The 31-year-old spoke to Islam Channel just days before he moves to the town of Fort William to take the helm of the Scottish football club.
"You can learn a lot of lessons from Islam and a lot of lessons from the Sahabas and the Prophet (SAW), so you can take into your day to day work," Shadab said on the Today Show.
"I think that's a big thing for me… Islam teaches you how to deal with adversity and how to deal with success."
Shadab said honesty is a bit part of being a manager.
"You're always going to have difficult conversations with players, you're going to have to have conversations that affect their lives. But if you're always honest, it's the best policy.
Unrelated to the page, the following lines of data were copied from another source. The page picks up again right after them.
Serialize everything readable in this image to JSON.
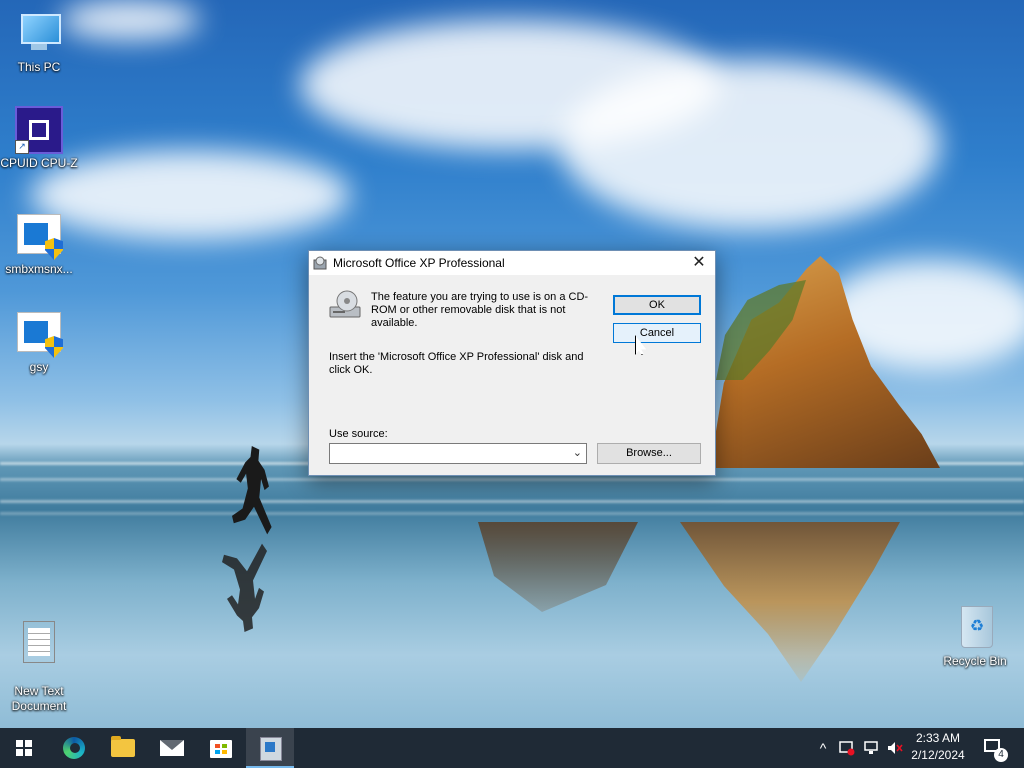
{
  "desktop": {
    "icons": [
      {
        "label": "This PC"
      },
      {
        "label": "CPUID CPU-Z"
      },
      {
        "label": "smbxmsnx..."
      },
      {
        "label": "gsy"
      },
      {
        "label": "New Text\nDocument"
      },
      {
        "label": "Recycle Bin"
      }
    ]
  },
  "dialog": {
    "title": "Microsoft Office XP Professional",
    "close_glyph": "✕",
    "message_line1": "The feature you are trying to use is on a CD-ROM or other removable disk that is not available.",
    "message_line2": "Insert the 'Microsoft Office XP Professional' disk and click OK.",
    "ok_label": "OK",
    "cancel_label": "Cancel",
    "source_label": "Use source:",
    "source_value": "",
    "browse_label": "Browse..."
  },
  "taskbar": {
    "apps": [
      "start",
      "edge",
      "file-explorer",
      "mail",
      "store",
      "setup"
    ],
    "clock_time": "2:33 AM",
    "clock_date": "2/12/2024",
    "notification_count": "4",
    "tray_chevron": "^"
  },
  "colors": {
    "accent": "#0078d7",
    "taskbar_bg": "#1f2a36"
  }
}
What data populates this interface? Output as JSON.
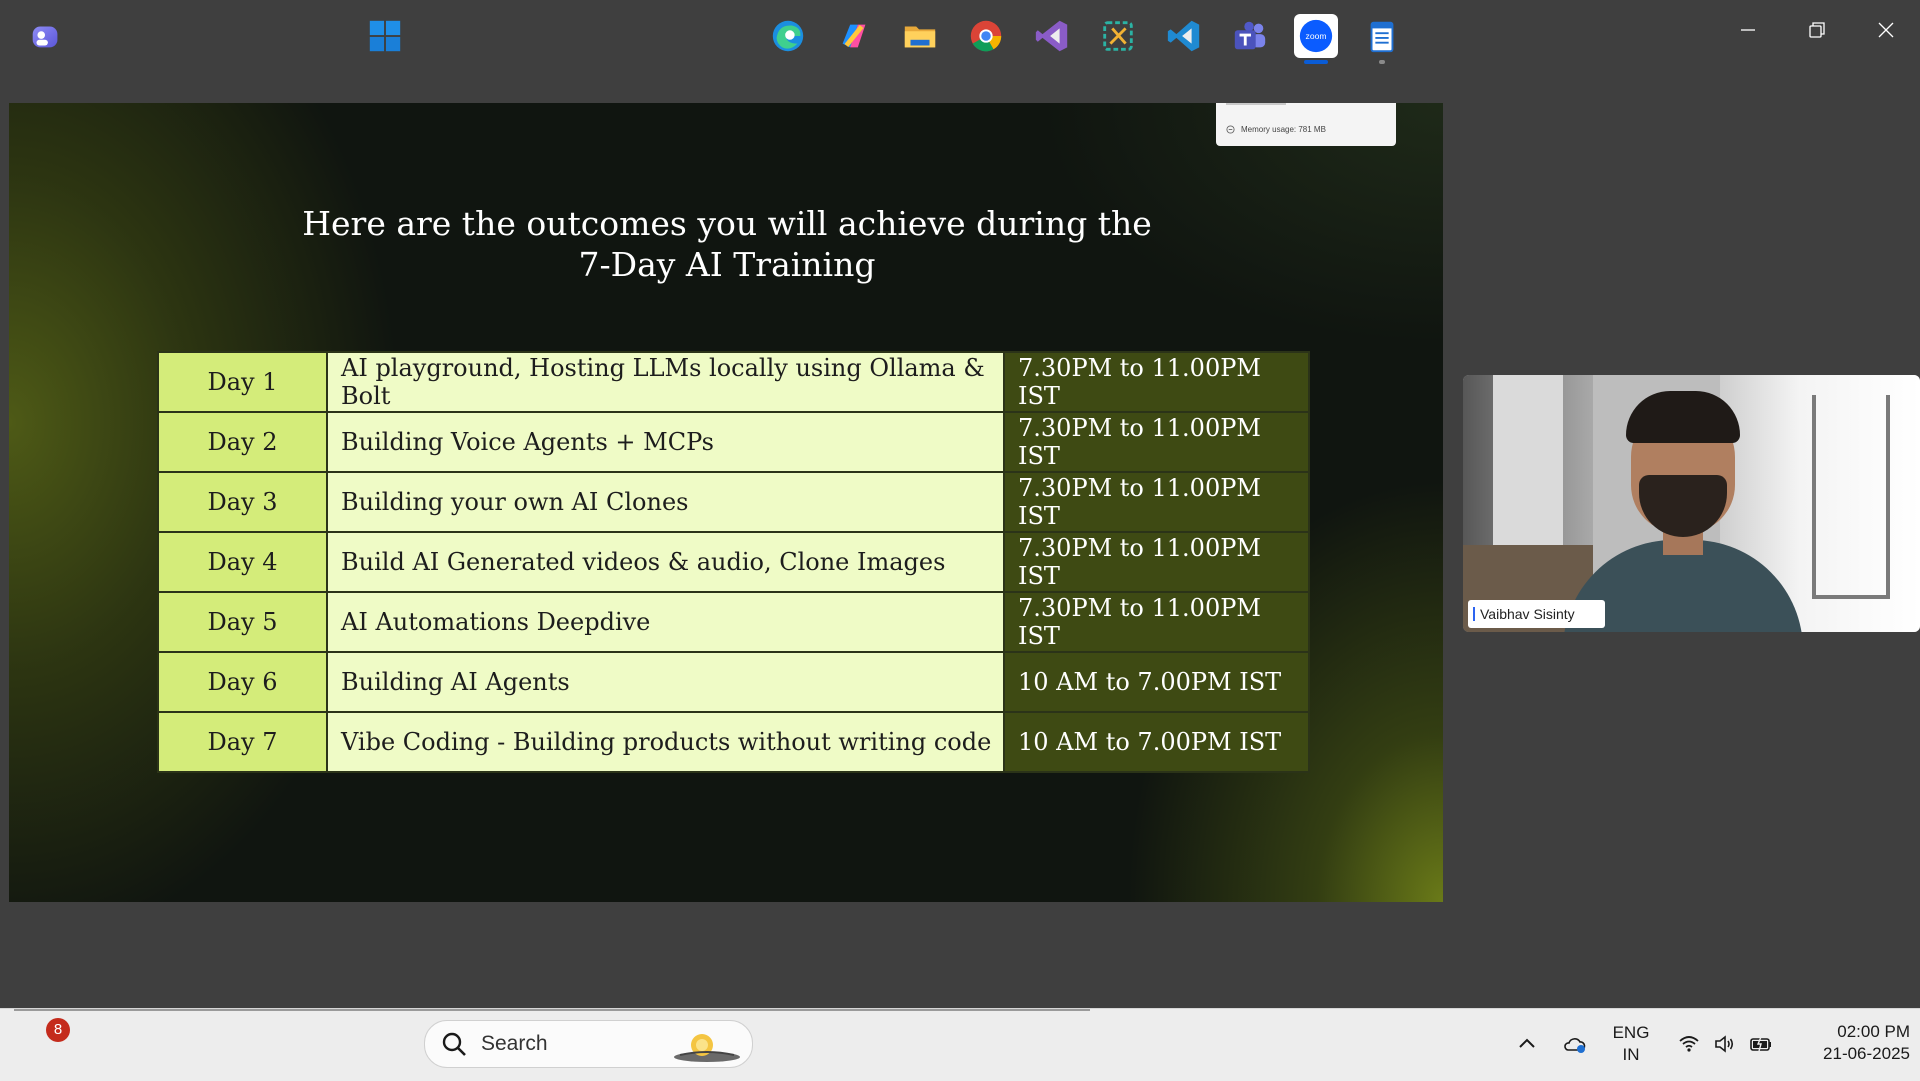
{
  "window": {
    "controls": [
      "minimize-icon",
      "restore-icon",
      "close-icon"
    ]
  },
  "slide": {
    "title_line1": "Here are the outcomes you will achieve during the",
    "title_line2": "7-Day AI Training",
    "memory_popup": "Memory usage: 781 MB",
    "table": [
      {
        "day": "Day 1",
        "topic": "AI playground, Hosting LLMs locally using Ollama & Bolt",
        "time": "7.30PM to 11.00PM IST"
      },
      {
        "day": "Day 2",
        "topic": "Building Voice Agents + MCPs",
        "time": "7.30PM to 11.00PM IST"
      },
      {
        "day": "Day 3",
        "topic": "Building your own AI Clones",
        "time": "7.30PM to 11.00PM IST"
      },
      {
        "day": "Day 4",
        "topic": "Build AI Generated videos & audio, Clone Images",
        "time": "7.30PM to 11.00PM IST"
      },
      {
        "day": "Day 5",
        "topic": "AI Automations Deepdive",
        "time": "7.30PM to 11.00PM IST"
      },
      {
        "day": "Day 6",
        "topic": "Building AI Agents",
        "time": "10 AM to 7.00PM IST"
      },
      {
        "day": "Day 7",
        "topic": "Vibe Coding - Building products without writing code",
        "time": "10 AM to 7.00PM IST"
      }
    ],
    "colors": {
      "day_cell": "#d4ec7a",
      "topic_cell": "#effbc6",
      "time_cell": "#3e4a13"
    }
  },
  "video": {
    "participant_name": "Vaibhav Sisinty"
  },
  "taskbar": {
    "notification_count": "8",
    "search_placeholder": "Search",
    "apps": [
      "teams-chat-icon",
      "windows-start-icon",
      "edge-icon",
      "copilot-icon",
      "file-explorer-icon",
      "chrome-icon",
      "visual-studio-icon",
      "snipping-tool-icon",
      "vscode-icon",
      "teams-icon",
      "zoom-icon",
      "notepad-icon"
    ],
    "active_app": "zoom-icon",
    "language_line1": "ENG",
    "language_line2": "IN",
    "time": "02:00 PM",
    "date": "21-06-2025"
  }
}
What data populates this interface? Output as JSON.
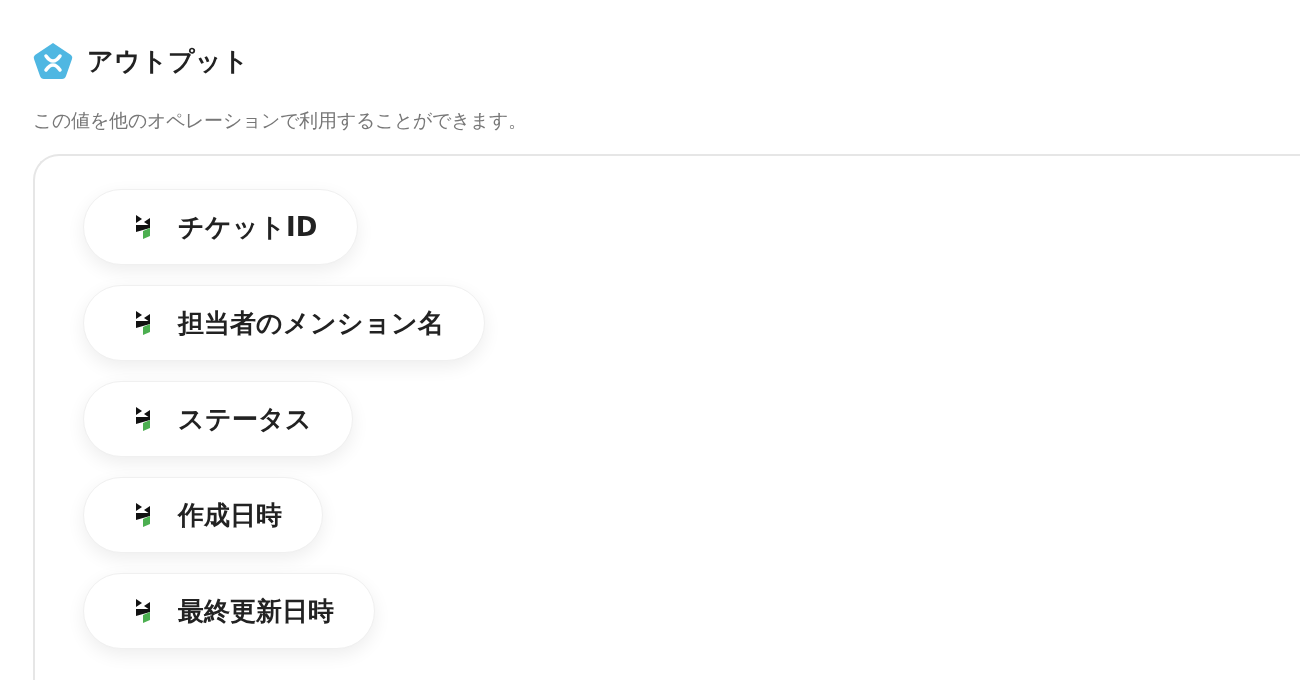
{
  "header": {
    "title": "アウトプット",
    "description": "この値を他のオペレーションで利用することができます。"
  },
  "outputs": [
    {
      "label": "チケットID"
    },
    {
      "label": "担当者のメンション名"
    },
    {
      "label": "ステータス"
    },
    {
      "label": "作成日時"
    },
    {
      "label": "最終更新日時"
    }
  ]
}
And Islam teaches us to be honest," he said.
First manager of South Asian heritage
Shadab, who officially joins Fort William in the New Year, said he is 'proud and privileged' to join the Highland League team.
"[It's] a great club, a great town, and a place where I think we can go and hopefully build something for many, many years."
The Prestonian is still shocked by the statistic that he is the first person of South Asian heritage to manage a senior Scottish football.
"We're in 2021, 2022 soon and we're still having this conversation," he said.
"I think we all agree that things need to change. And we have to be in a position where football reflects society. And hopefully, bit by bit we can start seeing that change."
Impressive footballing CV
As a youngster, Shadab was addicted to Championship Manager and that is where his love for football management emerged. By 17, he wanted to be a manager.
"It was clear that I wasn't going to be a Ronaldo or a Messi…so my playing career was never going to get off the ground shall we say," he joked.
The Lancashire native has an impressive international footballing CV. He worked with Roberto Martinez and Belgium during Euro 2020 and then went as far as Mongolia to manage a club, before becoming the assistant manager of the national side.
"Roberto [Martinez] is a special, special individual," he said.
"He makes you push yourself so much. He's got great standards, and is really, really intelligent in how he works with you. So, working with somebody at that elite level just pushes you to the next level."
Joining Fort William FC
The job at Fort William came from a chance meeting with the chairman of the club, John Trew. The pair exchanged details and things just worked "smoothly".
"He's [John Trew] easy to deal with, easy to speak to," said Shadab. "And it just made so much sense. So, a chance meeting and it all just literally happened like a domino effect."
Shadab does have a tough task at hand. Fort William are at the bottom of the league and they cannot play any home games as their pitch is unavailable. But Shadab is hopeful he can turn things around.
"Just to work hard, take one day at a time, to prepare well, to make sure we can be the best that we can be on that day," he said.
"Bit by bit that consistency day-to-day will lead into results… and hopefully [we] climb up that table. [It's] a big job but definitely a job that we feel that we can do."
Shadab's landmark appointment has inspired many South Asians and his success is being celebrated in the community. But he is humble about his success: "I think it's too early to say that I'm an inspiration. I think I've still got a long way to go.
"You know, we have a community that is inspiring each other. And that's really important.
"My advice to anybody is you can go and do what you want to do. Work hard, dedicate yourself and just graft and hopefully one day, you know, football is talked about in a positive way regarding Asians."
One thing is for certain, Fort William has an army of new South Asian Muslim fans who will keep a close eye on the club in the coming months.